Base64 Encode / Decode

How to encode / decode Base64 in Python?

Base64 encoding is a way to convert text (or any binary data) into a format that only contains letters, numbers, and a few special characters (+, /, and = for padding). This is useful when you need to store or transfer data safely over systems that might not support special characters.

In Python, you can encode a string in Base64 using the base64 module:

  1. Convert the string into bytes (because Base64 works with bytes, not text).
  2. Use base64.b64encode() to encode the bytes.
  3. Convert the encoded bytes back into a string so it's easy to read and share.
import base64
def encode_base64(text: str) -> str:
    encoded_bytes = base64.b64encode(text.encode('utf-8'))
    return encoded_bytes.decode('utf-8')

# Example usage
text = "Hello, World!"
encoded_text = encode_base64(text)
print("Encoded:", encoded_text)

Decoding is the reverse process of encoding. When you receive a Base64-encoded string, you need to convert it back into its original text.

To do this in Python:

  1. Use base64.b64decode() to decode the Base64 string into bytes.
  2. Convert the bytes back into a regular text string using .decode('utf-8').

This method allows you to safely recover the original text from a Base64-encoded message.

import base64

def decode_base64(encoded_text: str) -> str:
    decoded_bytes = base64.b64decode(encoded_text)
    return decoded_bytes.decode('utf-8')

# Example usage
encoded_text = "SGVsbG8sIFdvcmxkIQ=="
decoded_text = decode_base64(encoded_text)
print("Decoded:", decoded_text)

What is Base64 encoding and how it works?

Base64 encoding is a method used to encode binary data into a format that can be easily transmitted as text. This encoding scheme is particularly useful when you need to include binary data in text-based formats like JSON, XML, or URL parameters, ensuring compatibility across different systems.

At its core, Base64 converts binary data into 64 different ASCII characters. It uses a specific set of characters: uppercase A-Z, lowercase a-z, digits 0-9, and two additional characters, typically + and /, forming the 64-character map.

  1. Convert Binary Data: The data is divided into groups of 3 bytes. Since each byte is 8 bits, this results in 24 bits per group.
  2. Divide into Subgroups: Each 24-bit group is split into four 6-bit subgroups.
  3. Map to Characters: Each 6-bit subgroup is mapped to a character using the Base64 character set.
  4. Padding: If the initial data doesn't perfectly divide into 3-byte increments, padding with = is added to make it fit the character quartet.

Example:

Consider the text "Man". Its ASCII binary representation is:

M: 01001101
a: 01100001
n: 01101110

These binary strings combine to form:

010011010110000101101110

Split into 6-bit groups, they become:

010011  010110  000101  101110

Which translate to Base64 as:

TWFu

Common use cases:

  • Email Attachments: Base64 is commonly used to encode email attachments, ensuring binary data is sent over protocols that only support textual data.
  • Data URIs: It enables embedding images and other media in webpages via data URIs, reducing the need for separate file requests.
  • Token Storage: In APIs, tokens often use Base64 encoding for safe transmission and storage.
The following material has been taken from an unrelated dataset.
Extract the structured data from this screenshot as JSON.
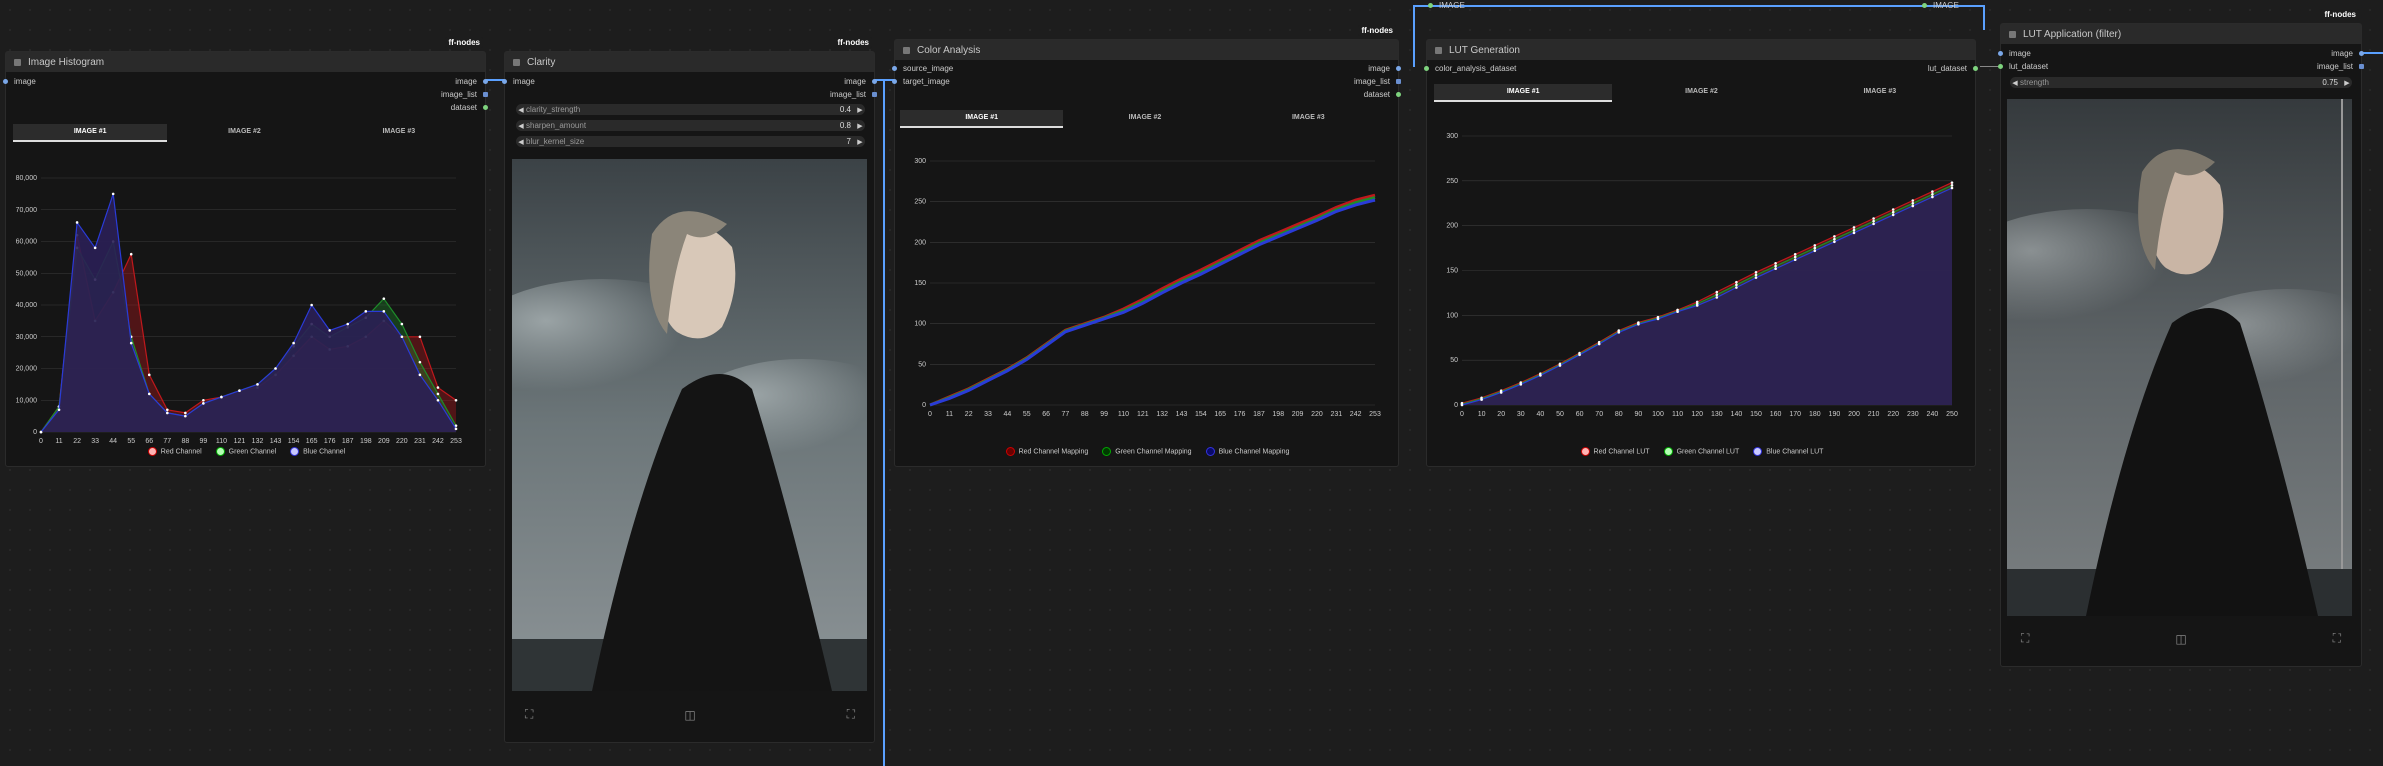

Base64 is a straightforward but powerful encoding method, turning complex binary data into a format that is easy to handle, store, and transmit. Its utility spans across various applications, ensuring data integrity and compatibility without significant overhead. As you encounter scenarios requiring seamless data transfer, consider Base64 as your go-to encoding solution, making data exchange as smooth as possible.